Tuchman received his master's degree in art history from Columbia University, studying under Meyer Schapiro alongside artist Donald Judd, art critic Barbara Rose, and former MoMA Director William Rubin as fellow students. In 1964 he became LACMA's first full-time curator of modern art. Tuchman inaugurated his tenure with the exhibition New York School: The First Generation (1965), followed by Five Younger Los Angeles Artists: Tony Berlant, Melvin Edwards, Llyn Foulkes, Lloyd Hamrol, Philip Rich (1965), and Edward Kienholz (1966).

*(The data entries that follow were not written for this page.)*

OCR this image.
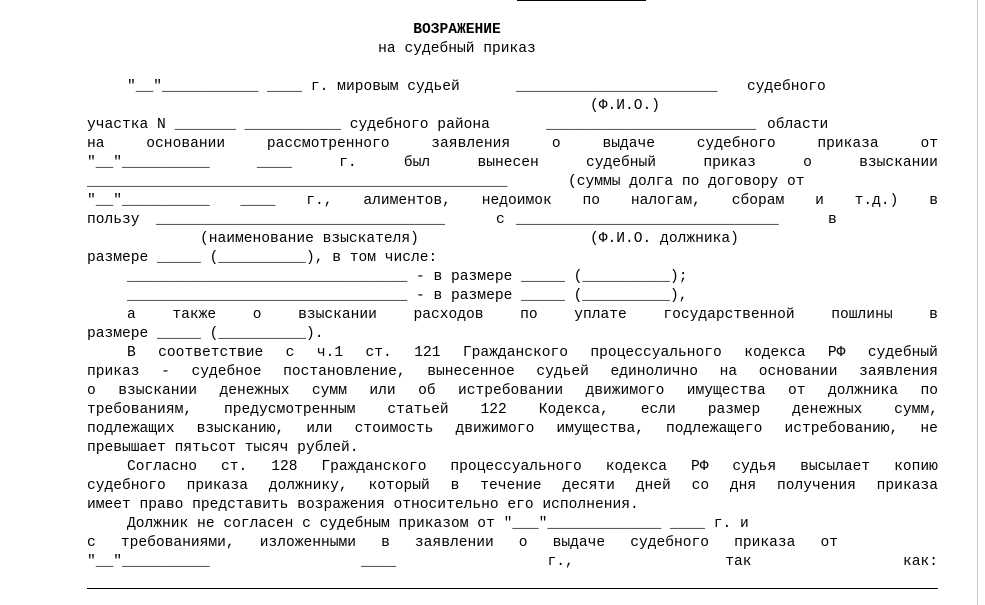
ВОЗРАЖЕНИЕ
на судебный приказ
"__"___________ ____ г. мировым судьей	_______________________ судебного
(Ф.И.О.)
участка N _______ ___________ судебного района	________________________ области
на	основании	рассмотренного	заявления	о	выдаче	судебного	приказа	от
"__"__________	____	г.	был	вынесен	судебный	приказ	о	взыскании
________________________________________________	(суммы долга по договору от
"__"__________ ____ г., алиментов, недоимок по налогам, сборам и т.д.) в
пользу _________________________________	с ______________________________	в
(наименование взыскателя)	(Ф.И.О. должника)
размере _____ (__________), в том числе:
________________________________ - в размере _____ (__________);
________________________________ - в размере _____ (__________),
а	также	о	взыскании	расходов	по	уплате	государственной	пошлины	в
размере _____ (__________).
В соответствие с ч.1 ст. 121 Гражданского процессуального кодекса РФ судебный
приказ - судебное постановление, вынесенное судьей единолично на основании заявления
о взыскании денежных сумм или об истребовании движимого имущества от должника по
требованиям, предусмотренным статьей 122 Кодекса, если размер денежных сумм,
подлежащих взысканию, или стоимость движимого имущества, подлежащего истребованию, не
превышает пятьсот тысяч рублей.
Согласно ст. 128 Гражданского процессуального кодекса РФ судья высылает копию
судебного приказа должнику, который в течение десяти дней со дня получения приказа
имеет право представить возражения относительно его исполнения.
Должник не согласен с судебным приказом от "___"_____________ ____ г. и
с требованиями, изложенными в заявлении о выдаче судебного приказа от
"__"__________	____	г.,	так	как:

In 1967 Tuchman launched the landmark Art and Technology initiative, pairing artists such as Claes Oldenburg, Richard Serra, and Andy Warhol with local industrial and research partners—Disneyland, Lockheed Martin, and the Rand Corporation among them—to produce cross-disciplinary experimentation. The project resulted in two exhibitions, one at Expo '70 in Osaka (1970) and the other at LACMA (1971). It also spurred the subsequent Light and Space work of artists James Turrell and Robert Irwin, whose collaboration with psychologist Ed Wortz on a Ganzfeld installation definitively altered the course of all three.

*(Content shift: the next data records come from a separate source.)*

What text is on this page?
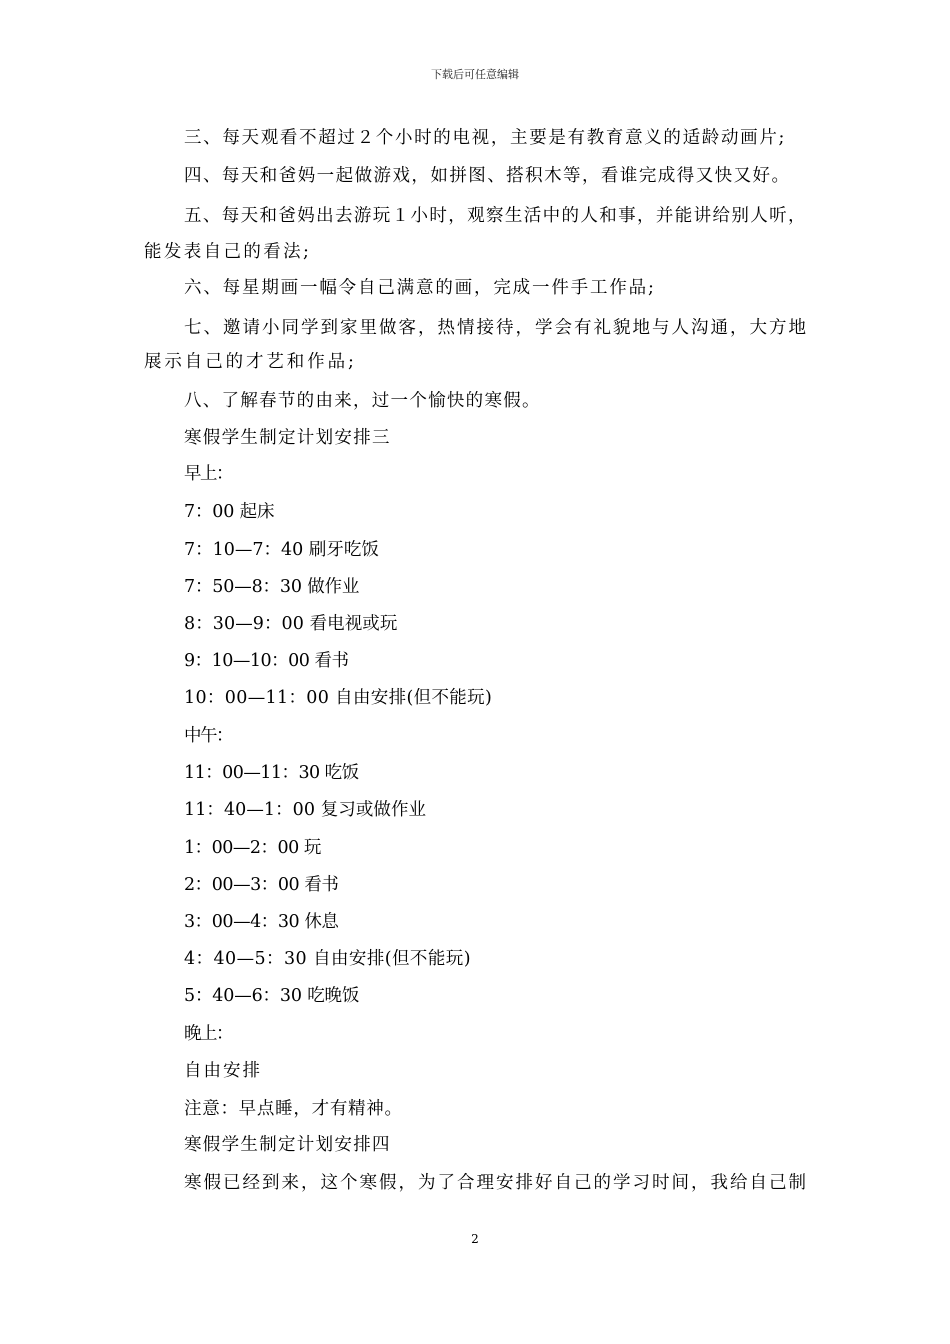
下载后可任意编辑
三、每天观看不超过２个小时的电视，主要是有教育意义的适龄动画片;
四、每天和爸妈一起做游戏，如拼图、搭积木等，看谁完成得又快又好。
五、每天和爸妈出去游玩１小时，观察生活中的人和事，并能讲给别人听，
能发表自己的看法;
六、每星期画一幅令自己满意的画，完成一件手工作品;
七、邀请小同学到家里做客，热情接待，学会有礼貌地与人沟通，大方地
展示自己的才艺和作品;
八、了解春节的由来，过一个愉快的寒假。
寒假学生制定计划安排三
早上：
7：00 起床
7：10—7：40 刷牙吃饭
7：50—8：30 做作业
8：30—9：00 看电视或玩
9：10—10：00 看书
10：00—11：00 自由安排(但不能玩)
中午：
11：00—11：30 吃饭
11：40—1：00 复习或做作业
1：00—2：00 玩
2：00—3：00 看书
3：00—4：30 休息
4：40—5：30 自由安排(但不能玩)
5：40—6：30 吃晚饭
晚上：
自由安排
注意：早点睡，才有精神。
寒假学生制定计划安排四
寒假已经到来，这个寒假，为了合理安排好自己的学习时间，我给自己制
2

Art and Technology arguably remains LACMA's best-known exhibition, both for its ambition and scale—more than 70 artists were invited to participate—and for the ensuing controversy over its exclusion of women artists (which ironically helped catalyze the feminist art movement in Los Angeles). The episode suggests the degree to which the museum's history and identity was shaped by Tuchman, especially in the early years. In addition to the exhibitions that he curated or co-curated, including American Sculpture of the Sixties (1967), The Avant-Garde in Russia, 1910–30: New Perspectives (1980), The Spiritual in Art (1986) and Parallel Visions: Modern Artists and Outsider Art (1992), Tuchman's legacy can be seen in the permanent collection that he helped establish and in the curators who he brought on, including Stephanie Barron, Carol Eliel, Howard Fox, and Jane Livingston. Outside his work at the museum, Tuchman prepared the catalogue raisonné for Russian painter Chaïm Soutine.

The archive complements papers already in the Special Collections of the Research Institute, including those of Lawrence Alloway, Betty Asher (his former assistant at LACMA), Henry Hopkins (his former colleague), and Barbara Rose (his former classmate), as well as the records of the Experiments in Art and Technology Los Angeles group.